Opera Atelier‘s announcement of their 2011-2012 season included some interesting news:
- two operas to be produced in Toronto
- a new partnership with The Glimmerglass Festival
Who are these people and why would they want to work together?
- call themselves “Canada ’s premier baroque opera/ballet company, producing opera, ballet and drama from the 17th and 18th centuries”.
- have a regular season in Toronto, with occasional tours outside the country, and have been in existence since 1985
Glimmerglass Festival identify themselves as
- “a professional non-profit summer opera company dedicated to producing new productions each season. The company’s mission is to produce new, little-known and familiar operas and works of music theater in innovative productions which capitalize on the intimacy and natural setting of the Alice Busch Opera Theater; to promote an artistically-challenging work environment for young performers; and to engage important directors, designers and conductors who provide high standards of achievement.”
- Glimmerglass have a summer season each year in July & August, and have been in existence since 1975.
Perhaps each company benefits from this collaboration. The plan they’ve announced calls for the usual Opera Atelier season, including a co-production. That co-production would be premiered during the winter OA season, in April 2012, then taken to Glimmerglass’s home for their 2012 summer season. OA would get exposure & money, while Glimmerglass would get a very different kind of repertoire & experience for their audience.
The opera for the co-production is Armide by Jean-Baptiste Lully. OA have already produced Armide before. Glimmerglass participation will allow OA to do a more elaborate production, or in the words of the OA press release “The Glimmerglass Festival’s participation has enabled Opera Atelier to add major design elements to Armide making it the most sumptuous production in OA history.”
The Glimmerglass audience are in for a treat. Armide, which was given it’s North American premiere in OA’s previous production is a work that deserves to be better known. Lully’s style represents the perfect vehicle for OA, a company who sometimes seem more like a ballet company than an opera company. They are so consumed with issues pertaining to movement, physical beauty and youth, that they are shockingly unlike what most people associate with opera. They look good, stunningly good. Lully, who was originally “Giovanni Baptista Lulli” from Italy until he changed his name, became Louis XIV’s ballet master. Ballet and dance runs through his operas in a way that is surprising to those who only know grand opera from the 19th Century. As a result, the operas of Lully –with their obsessive interest in dance– are the perfect vehicle to show off the abilities of Opera Atelier.
OA employ a style that is historically informed.
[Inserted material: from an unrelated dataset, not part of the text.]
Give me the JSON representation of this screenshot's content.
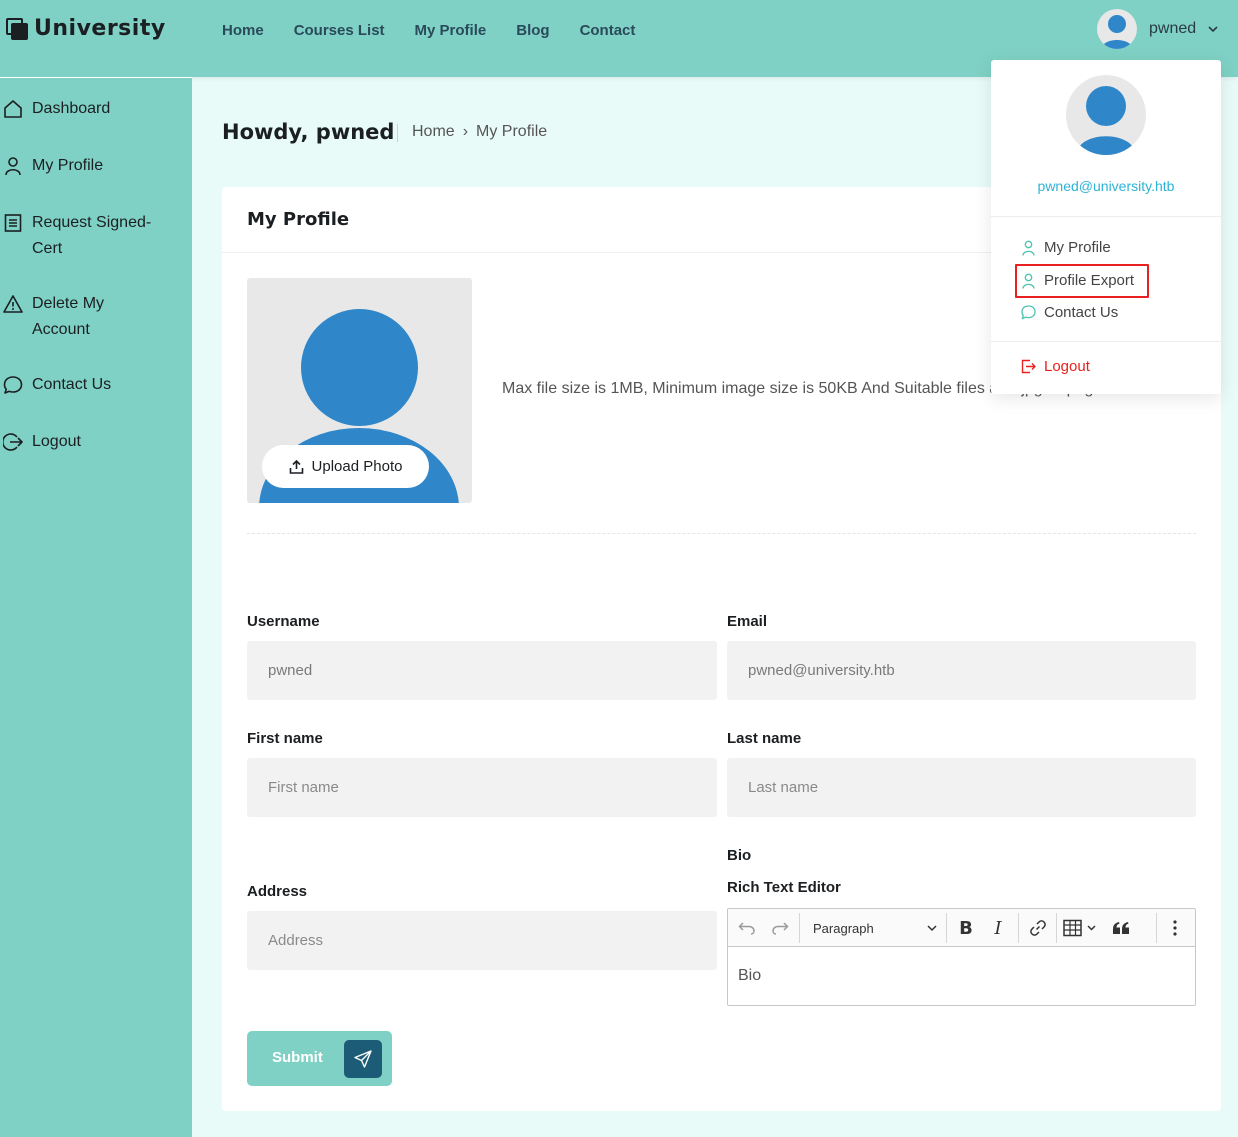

They do their homework, they understand the traditions and styles from the periods they are producing. The singing, movement, dance, costumes, sets, and perhaps most importantly, the orchestral sound, are all appropriate to the time that the work was first created. Yet OA do not slavishly imitate those periods. There are modern elements too.
I expect OA to make a big splash at Glimmerglass.
The other opera from OA next season will be a new production of Mozart’s Don Giovanni. I find this very exciting, considering how wonderful their DG was last time. They bring the most authentic commedia dell’arte ideas to this opera that I have ever seen, changing the opera substantially. The opera that people think they know –with the romantic Don—is not what Mozart created.
As OA co-artistic director Marshall Pynkoski explained (from the stage during the last production) Don Giovanni is a species of the capitano character type, based on the Roman miles gloriosus. If you’ve seen A Funny Thing Happened on the Way to the Forum you know a bit about this character type, although the one we get in Sondheim’s musical is different from what Mozart & Da Ponte created. The point is, Don Giovanni is a bully and a braggart, who needs to be seen as a comical character in his own right, rather than as the noble and/or tragic soul we get in the more romantic readings. As a result, much of the gravitas we’ve been always taught to expect in this opera is dispelled in a puff of comical smoke.
In the meantime – as the second part of the 2010-2011 season—I am eagerly looking forward to the first period production in North America of Mozart’s La Clemenza di Tito APRIL 22 – MAY 1, 2011 at the Elgin Theatre in Toronto.